Assuming the winning numbers are uniformly distributed, your odds of winning are always directly proportional to the number of (distinct) tickets you buy. Their actual values or how you chose them do not matter.

A bit of probability theory reconciles this with the fact the winning numbers are less likely to be in a subrange. Write $P(A\mid B)$ for the probability that some statement $A$ is true given that $B$ is known to be true. We have $P(A\textrm{ and } B) = P(A\mid B)P(B)$ which states that the probability that $A$ and $B$ hold is equal to the probability that $A$ holds given that $B$ holds times the probability that $B$ holds. This should be intuitively reasonable.

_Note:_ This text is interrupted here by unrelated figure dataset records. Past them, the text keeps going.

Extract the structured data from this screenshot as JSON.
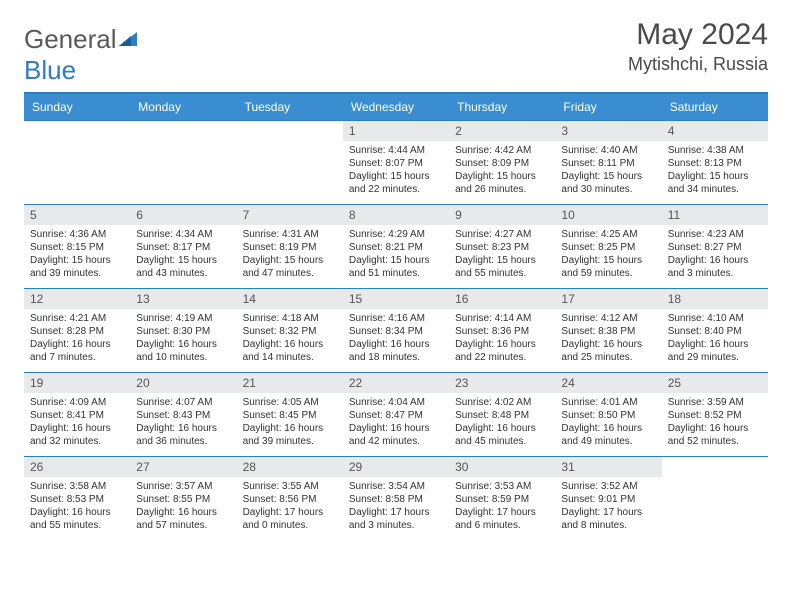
{
  "brand": {
    "name_part1": "General",
    "name_part2": "Blue"
  },
  "title": "May 2024",
  "location": "Mytishchi, Russia",
  "colors": {
    "header_bg": "#3a8dd0",
    "rule": "#2b7dc4",
    "daynum_bg": "#e8e9eb",
    "text": "#333333",
    "title_text": "#4a4a4a"
  },
  "weekdays": [
    "Sunday",
    "Monday",
    "Tuesday",
    "Wednesday",
    "Thursday",
    "Friday",
    "Saturday"
  ],
  "weeks": [
    [
      {
        "n": "",
        "lines": [
          "",
          "",
          ""
        ]
      },
      {
        "n": "",
        "lines": [
          "",
          "",
          ""
        ]
      },
      {
        "n": "",
        "lines": [
          "",
          "",
          ""
        ]
      },
      {
        "n": "1",
        "lines": [
          "Sunrise: 4:44 AM",
          "Sunset: 8:07 PM",
          "Daylight: 15 hours and 22 minutes."
        ]
      },
      {
        "n": "2",
        "lines": [
          "Sunrise: 4:42 AM",
          "Sunset: 8:09 PM",
          "Daylight: 15 hours and 26 minutes."
        ]
      },
      {
        "n": "3",
        "lines": [
          "Sunrise: 4:40 AM",
          "Sunset: 8:11 PM",
          "Daylight: 15 hours and 30 minutes."
        ]
      },
      {
        "n": "4",
        "lines": [
          "Sunrise: 4:38 AM",
          "Sunset: 8:13 PM",
          "Daylight: 15 hours and 34 minutes."
        ]
      }
    ],
    [
      {
        "n": "5",
        "lines": [
          "Sunrise: 4:36 AM",
          "Sunset: 8:15 PM",
          "Daylight: 15 hours and 39 minutes."
        ]
      },
      {
        "n": "6",
        "lines": [
          "Sunrise: 4:34 AM",
          "Sunset: 8:17 PM",
          "Daylight: 15 hours and 43 minutes."
        ]
      },
      {
        "n": "7",
        "lines": [
          "Sunrise: 4:31 AM",
          "Sunset: 8:19 PM",
          "Daylight: 15 hours and 47 minutes."
        ]
      },
      {
        "n": "8",
        "lines": [
          "Sunrise: 4:29 AM",
          "Sunset: 8:21 PM",
          "Daylight: 15 hours and 51 minutes."
        ]
      },
      {
        "n": "9",
        "lines": [
          "Sunrise: 4:27 AM",
          "Sunset: 8:23 PM",
          "Daylight: 15 hours and 55 minutes."
        ]
      },
      {
        "n": "10",
        "lines": [
          "Sunrise: 4:25 AM",
          "Sunset: 8:25 PM",
          "Daylight: 15 hours and 59 minutes."
        ]
      },
      {
        "n": "11",
        "lines": [
          "Sunrise: 4:23 AM",
          "Sunset: 8:27 PM",
          "Daylight: 16 hours and 3 minutes."
        ]
      }
    ],
    [
      {
        "n": "12",
        "lines": [
          "Sunrise: 4:21 AM",
          "Sunset: 8:28 PM",
          "Daylight: 16 hours and 7 minutes."
        ]
      },
      {
        "n": "13",
        "lines": [
          "Sunrise: 4:19 AM",
          "Sunset: 8:30 PM",
          "Daylight: 16 hours and 10 minutes."
        ]
      },
      {
        "n": "14",
        "lines": [
          "Sunrise: 4:18 AM",
          "Sunset: 8:32 PM",
          "Daylight: 16 hours and 14 minutes."
        ]
      },
      {
        "n": "15",
        "lines": [
          "Sunrise: 4:16 AM",
          "Sunset: 8:34 PM",
          "Daylight: 16 hours and 18 minutes."
        ]
      },
      {
        "n": "16",
        "lines": [
          "Sunrise: 4:14 AM",
          "Sunset: 8:36 PM",
          "Daylight: 16 hours and 22 minutes."
        ]
      },
      {
        "n": "17",
        "lines": [
          "Sunrise: 4:12 AM",
          "Sunset: 8:38 PM",
          "Daylight: 16 hours and 25 minutes."
        ]
      },
      {
        "n": "18",
        "lines": [
          "Sunrise: 4:10 AM",
          "Sunset: 8:40 PM",
          "Daylight: 16 hours and 29 minutes."
        ]
      }
    ],
    [
      {
        "n": "19",
        "lines": [
          "Sunrise: 4:09 AM",
          "Sunset: 8:41 PM",
          "Daylight: 16 hours and 32 minutes."
        ]
      },
      {
        "n": "20",
        "lines": [
          "Sunrise: 4:07 AM",
          "Sunset: 8:43 PM",
          "Daylight: 16 hours and 36 minutes."
        ]
      },
      {
        "n": "21",
        "lines": [
          "Sunrise: 4:05 AM",
          "Sunset: 8:45 PM",
          "Daylight: 16 hours and 39 minutes."
        ]
      },
      {
        "n": "22",
        "lines": [
          "Sunrise: 4:04 AM",
          "Sunset: 8:47 PM",
          "Daylight: 16 hours and 42 minutes."
        ]
      },
      {
        "n": "23",
        "lines": [
          "Sunrise: 4:02 AM",
          "Sunset: 8:48 PM",
          "Daylight: 16 hours and 45 minutes."
        ]
      },
      {
        "n": "24",
        "lines": [
          "Sunrise: 4:01 AM",
          "Sunset: 8:50 PM",
          "Daylight: 16 hours and 49 minutes."
        ]
      },
      {
        "n": "25",
        "lines": [
          "Sunrise: 3:59 AM",
          "Sunset: 8:52 PM",
          "Daylight: 16 hours and 52 minutes."
        ]
      }
    ],
    [
      {
        "n": "26",
        "lines": [
          "Sunrise: 3:58 AM",
          "Sunset: 8:53 PM",
          "Daylight: 16 hours and 55 minutes."
        ]
      },
      {
        "n": "27",
        "lines": [
          "Sunrise: 3:57 AM",
          "Sunset: 8:55 PM",
          "Daylight: 16 hours and 57 minutes."
        ]
      },
      {
        "n": "28",
        "lines": [
          "Sunrise: 3:55 AM",
          "Sunset: 8:56 PM",
          "Daylight: 17 hours and 0 minutes."
        ]
      },
      {
        "n": "29",
        "lines": [
          "Sunrise: 3:54 AM",
          "Sunset: 8:58 PM",
          "Daylight: 17 hours and 3 minutes."
        ]
      },
      {
        "n": "30",
        "lines": [
          "Sunrise: 3:53 AM",
          "Sunset: 8:59 PM",
          "Daylight: 17 hours and 6 minutes."
        ]
      },
      {
        "n": "31",
        "lines": [
          "Sunrise: 3:52 AM",
          "Sunset: 9:01 PM",
          "Daylight: 17 hours and 8 minutes."
        ]
      },
      {
        "n": "",
        "lines": [
          "",
          "",
          ""
        ]
      }
    ]
  ]
}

We now have a concrete and an abstract way of illustrating the above. Assume that each number has 100 possible values and we only consider tickets where the first number is 39, say. Then our two statements are $A$="I won." (i.e. the *specific* ticket I bought, which starts with 39, was chosen), and $B$="The winning ticket started with 39." It should be obvious that $P(B)$ is 1% corresponding to the fact that there is only a 1/100 chance that the winning numbers start with 39. However, if I knew the first number was 39, then any ticket starting with 39 is now 100 times more likely to be a winner, i.e. $P(A \mid B) = 100P(A)$. (This is balanced by the fact that every ticket not starting with 39 now has zero chance of being a winning ticket.) These clearly cancel out giving $P(A\textrm{ and }B) = 100P(A)/100 = P(A)$. It should be clear that this would work for any subset. However much you restrict the possibilities you choose from will be balanced out by having each choice out of those possibilities being more likely *given the winning ticket is one of those possibilities*.

A more abstract but much simpler proof that $P(A\textrm{ and } B) = P(A)$ in this case is just to note that $A$ implies $B$. That is, "my ticket, which starts with 39, was the winner" implies that "the winning ticket starts with 39". Thus *logically* $(A\textrm{ and }B)$ is equivalent to just $A$. So we immediately have that they have the same probability, i.e. $P(A\textrm{ and }B) = P(A)$.